Stochastic Control of Drawdowns via Reinsurance under Random Inspection
Kira Dudziak, Hanspeter Schmidli
TL;DR
Addresses stabilising an insurer’s surplus by controlling drawdown in a diffusion model with proportional reinsurance, where observations (and retention updates) occur at renewal times; the problem is formulated as minimizing the discounted count of observations in the critical drawdown interval, with DP equation $v(z)=\mathbf{1}_{\{z>d\}}+\inf_{b\in[0,1]} \mathbb{E}[e^{-rT_1} v(\Delta_z^{b}(T_1))]$ and an explicit distribution for $\Delta_z^b(t)$; the paper proves the existence of an optimal policy $B^{*}$ and provides a numerically tractable scheme, including closed-form results for the Poisson and deterministic observation cases; numerics illustrate how the optimal retention $b(z)$ depends on the reinsurance price and on the observation regime, and show convergence to the continuous-time Brinker–Schmidli benchmark as observation frequency increases.
Abstract
We consider a diffusion risk model where proportional reinsurance can be bought.

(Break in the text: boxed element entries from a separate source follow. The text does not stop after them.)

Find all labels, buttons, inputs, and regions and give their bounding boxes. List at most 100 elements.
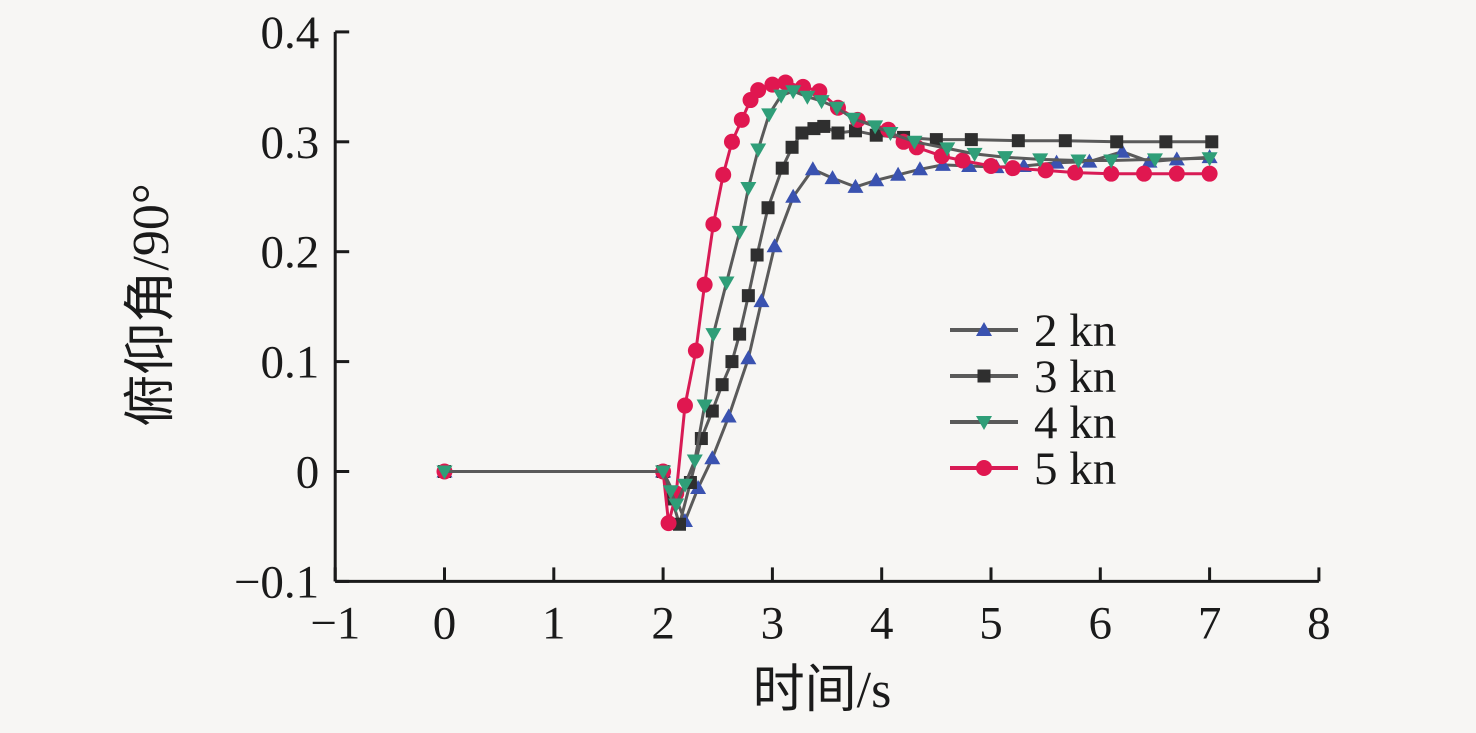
legend-item-5kn: 5 kn bbox=[950, 443, 1116, 495]
data-point-marker bbox=[977, 369, 991, 383]
data-point-marker bbox=[705, 216, 722, 233]
legend-label: 4 kn bbox=[1034, 397, 1116, 449]
data-point-marker bbox=[676, 397, 693, 414]
data-point-marker bbox=[750, 248, 764, 262]
data-point-marker bbox=[1159, 135, 1173, 149]
data-point-marker bbox=[976, 416, 992, 430]
data-point-marker bbox=[868, 172, 885, 187]
data-point-marker bbox=[676, 478, 693, 493]
y-tick-label: 0.2 bbox=[260, 227, 319, 279]
data-point-marker bbox=[1146, 153, 1163, 168]
data-point-marker bbox=[705, 404, 719, 418]
data-point-marker bbox=[1201, 165, 1218, 182]
data-point-marker bbox=[686, 454, 703, 469]
data-point-marker bbox=[785, 188, 802, 203]
data-point-marker bbox=[705, 328, 722, 343]
y-axis-title: 俯仰角/90° bbox=[123, 183, 180, 426]
data-point-marker bbox=[813, 95, 830, 110]
legend-label: 5 kn bbox=[1034, 443, 1116, 495]
data-point-marker bbox=[750, 82, 767, 99]
data-point-marker bbox=[740, 350, 757, 365]
data-point-marker bbox=[997, 151, 1014, 166]
data-point-marker bbox=[785, 140, 799, 154]
y-tick-label: 0 bbox=[296, 447, 320, 499]
data-point-marker bbox=[696, 399, 713, 414]
data-point-marker bbox=[1168, 165, 1185, 182]
data-point-marker bbox=[807, 122, 821, 136]
data-point-marker bbox=[1201, 152, 1218, 167]
data-point-marker bbox=[1070, 154, 1087, 169]
data-point-marker bbox=[824, 170, 841, 185]
data-point-marker bbox=[718, 276, 735, 291]
data-point-marker bbox=[845, 112, 862, 127]
x-tick-label: 1 bbox=[542, 597, 566, 649]
data-point-marker bbox=[1004, 160, 1021, 177]
x-tick-label: 7 bbox=[1198, 597, 1222, 649]
data-point-marker bbox=[1032, 153, 1049, 168]
series-4kn bbox=[436, 85, 1218, 513]
data-point-marker bbox=[741, 289, 755, 303]
data-point-marker bbox=[1058, 134, 1072, 148]
data-point-marker bbox=[725, 355, 739, 369]
x-tick-label: 5 bbox=[979, 597, 1003, 649]
data-point-marker bbox=[1136, 165, 1153, 182]
data-point-marker bbox=[1048, 154, 1065, 169]
data-point-marker bbox=[773, 89, 790, 104]
data-point-marker bbox=[1205, 135, 1219, 149]
data-point-marker bbox=[954, 152, 971, 169]
data-point-marker bbox=[976, 322, 992, 336]
y-tick-label: 0.1 bbox=[260, 337, 319, 389]
data-point-marker bbox=[660, 515, 677, 532]
data-point-marker bbox=[690, 479, 707, 494]
x-tick-label: 0 bbox=[433, 597, 457, 649]
data-point-marker bbox=[817, 119, 831, 133]
data-point-marker bbox=[799, 90, 816, 105]
data-point-marker bbox=[1103, 154, 1120, 169]
legend: 2 kn3 kn4 kn5 kn bbox=[950, 305, 1116, 495]
data-point-marker bbox=[966, 147, 983, 162]
data-point-marker bbox=[882, 127, 899, 142]
data-point-marker bbox=[867, 120, 884, 135]
data-point-marker bbox=[668, 498, 685, 513]
data-point-marker bbox=[715, 378, 729, 392]
data-point-marker bbox=[906, 135, 923, 150]
x-tick-label: −1 bbox=[310, 597, 360, 649]
data-point-marker bbox=[761, 201, 775, 215]
axis-spines bbox=[333, 31, 1319, 583]
data-point-marker bbox=[687, 342, 704, 359]
legend-label: 3 kn bbox=[1034, 351, 1116, 403]
data-point-marker bbox=[831, 126, 845, 140]
data-point-marker bbox=[804, 161, 821, 176]
data-point-marker bbox=[764, 76, 781, 93]
data-point-marker bbox=[662, 485, 679, 500]
data-point-marker bbox=[733, 111, 750, 128]
data-point-marker bbox=[740, 181, 757, 196]
data-point-marker bbox=[761, 108, 778, 123]
data-series bbox=[436, 74, 1219, 532]
data-point-marker bbox=[720, 408, 737, 423]
data-point-marker bbox=[976, 460, 992, 476]
data-point-marker bbox=[753, 293, 770, 308]
x-tick-label: 6 bbox=[1089, 597, 1113, 649]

In order to stabilise the surplus process, one tries to keep the drawdown, that is the difference of the surplus to its historical maximum, in an interval $[0,d)$. The observation times of the drawdowns form a renewal process. The retention levels can only be changed at the observation times either. We show that an optimal strategy exists and how it is determined. We illustrate the findings in the case of Poissonian observation times and deterministic inter-observation times.